Use Surveys in a Smart Way
If you’re creating a survey, design questions that connect to actual theories. For example, if your topic relates to price elasticity, ask questions that reveal consumer sensitivity to price changes rather than general questions like “Do you like this product?” IB examiners check whether the survey results can be analysed using economic concepts. A sample size of 20-50 is usually workable but the questions need to connect directly to your hypothesis. Good IB Extended Essay Support in the UAE often focuses heavily on this step because most errors happen during survey design.
Interviewing Managers or Owners
Interviews are one of the most reliable sources for both Economics and BM EEs. A short conversation where a manager explains their pricing, staffing or marketing challenges often gives you more useful insight than 100 random survey responses. Many students don’t realise they are allowed to ask for percentage-based data instead of exact financial numbers.
Businesses are usually more comfortable sharing ranges or trends and IB accepts this as long as you explain it clearly.
Observations and Field Data
Sometimes the simplest methods work best. Students have counted customer footfall at different hours, tracked stock levels over a week or observed service time patterns. These observations can be linked back to operations, demand, cost structures or marketing effectiveness. This kind of data is original and usually impresses examiners because it shows effort and direct engagement with the business.
Common Mistakes That Lead to EE Failure or Marks Deduction
- Surveying only friends – If your respondents have no link to the business, the data is unusable.
- Asking questions unrelated to theory
If your EE uses PED or cost analysis but your questions don’t collect relevant data, the examiner marks your methodology as weak. - Collecting data you can’t interpret
Students often gather financial figures or operational data they don’t understand. - Choosing a multinational chain
Big brands in the UAE have strict policies and rarely respond. This causes weeks of delay. - Overlong surveys
More than 20-25 questions result in rushed answers and low reliability. - Using unverifiable data
Any untraceable or “adjusted” number is considered misconduct.

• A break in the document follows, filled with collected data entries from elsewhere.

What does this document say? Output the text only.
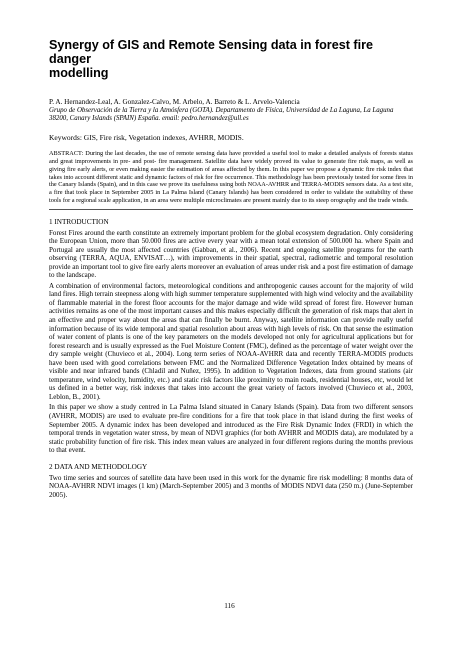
Synergy of GIS and Remote Sensing data in forest fire danger
modelling
P. A. Hernandez-Leal, A. Gonzalez-Calvo, M. Arbelo, A. Barreto & L. Arvelo-Valencia
Grupo de Observación de la Tierra y la Atmósfera (GOTA). Departamento de Física, Universidad de La Laguna, La Laguna 38200, Canary Islands (SPAIN) España. email: pedro.hernandez@ull.es
Keywords: GIS, Fire risk, Vegetation indexes, AVHRR, MODIS.
ABSTRACT: During the last decades, the use of remote sensing data have provided a useful tool to make a detailed analysis of forests status and great improvements in pre- and post- fire management. Satellite data have widely proved its value to generate fire risk maps, as well as giving fire early alerts, or even making easier the estimation of areas affected by them. In this paper we propose a dynamic fire risk index that takes into account different static and dynamic factors of risk for fire occurrence. This methodology has been previously tested for some fires in the Canary Islands (Spain), and in this case we prove its usefulness using both NOAA-AVHRR and TERRA-MODIS sensors data. As a test site, a fire that took place in September 2005 in La Palma Island (Canary Islands) has been considered in order to validate the suitability of these tools for a regional scale application, in an area were multiple microclimates are present mainly due to its steep orography and the trade winds.
1 INTRODUCTION

Forest Fires around the earth constitute an extremely important problem for the global ecosystem degradation. Only considering the European Union, more than 50.000 fires are active every year with a mean total extension of 500.000 ha. where Spain and Portugal are usually the most affected countries (Gabban, et al., 2006). Recent and ongoing satellite programs for the earth observing (TERRA, AQUA, ENVISAT…), with improvements in their spatial, spectral, radiometric and temporal resolution provide an important tool to give fire early alerts moreover an evaluation of areas under risk and a post fire estimation of damage to the landscape.

A combination of environmental factors, meteorological conditions and anthropogenic causes account for the majority of wild land fires. High terrain steepness along with high summer temperature supplemented with high wind velocity and the availability of flammable material in the forest floor accounts for the major damage and wide wild spread of forest fire. However human activities remains as one of the most important causes and this makes especially difficult the generation of risk maps that alert in an effective and proper way about the areas that can finally be burnt. Anyway, satellite information can provide really useful information because of its wide temporal and spatial resolution about areas with high levels of risk. On that sense the estimation of water content of plants is one of the key parameters on the models developed not only for agricultural applications but for forest research and is usually expressed as the Fuel Moisture Content (FMC), defined as the percentage of water weight over the dry sample weight (Chuvieco et al., 2004). Long term series of NOAA-AVHRR data and recently TERRA-MODIS products have been used with good correlations between FMC and the Normalized Difference Vegetation Index obtained by means of visible and near infrared bands (Chladil and Nuñez, 1995). In addition to Vegetation Indexes, data from ground stations (air temperature, wind velocity, humidity, etc.) and static risk factors like proximity to main roads, residential houses, etc, would let us defined in a better way, risk indexes that takes into account the great variety of factors involved (Chuvieco et al., 2003, Leblon, B., 2001).

In this paper we show a study centred in La Palma Island situated in Canary Islands (Spain). Data from two different sensors (AVHRR, MODIS) are used to evaluate pre-fire conditions for a fire that took place in that island during the first weeks of September 2005. A dynamic index has been developed and introduced as the Fire Risk Dynamic Index (FRDI) in which the temporal trends in vegetation water stress, by mean of NDVI graphics (for both AVHRR and MODIS data), are modulated by a static probability function of fire risk. This index mean values are analyzed in four different regions during the months previous to that event.

2 DATA AND METHODOLOGY

Two time series and sources of satellite data have been used in this work for the dynamic fire risk modelling: 8 months data of NOAA-AVHRR NDVI images (1 km) (March-September 2005) and 3 months of MODIS NDVI data (250 m.) (June-September 2005).

116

How Choosing the Right Guidance Changes Everything
A surprising number of IB students realise this often too late that collecting data is only half of the work. Most struggle because they aren’t sure which theory fits their findings, how to interpret
graphs or how to justify their sampling in a way the IB expects. Many also depend too heavily on secondary sources when the examiner is looking for real insight. This is where guided supervision makes a difference. When students work with someone who understands how research actually functions in UAE businesses, they avoid IB-incompatible data, choose realistic companies, design better survey questions and correct methodological errors before they turn into lost marks.
At NowClasses, we see this problem every day and that’s why our approach goes beyond simple tutoring. Our mentors have hands-on experience with IB Economics and Business Management primary research and we understand the unique business restrictions and approval challenges in the UAE. We help students develop research questions that are actually feasible, guide them on getting approvals and teach them how to interpret and present their findings confidently. Beyond the IB Extended Essay Support in the UAE, our team supports students across the full IB curriculum as well as IGCSE, AS/A Levels, and other international boards. Families trust us because we keep the process practical, realistic and aligned with what examiners truly want.
FAQs
- Can I use data from a large international brand for my EE?
You can but most chains don’t share internal information, which often makes the EE weak. Local businesses are usually easier to access. - How many survey responses do IB examiners consider valid?
There is no fixed rule but 20-50 responses are generally workable if your questions directly support the research question. - Is it okay to use percentage-based financial data instead of exact numbers?
Yes. Many businesses prefer sharing trends or percentages and IB accepts this as long as the student explains the source clearly.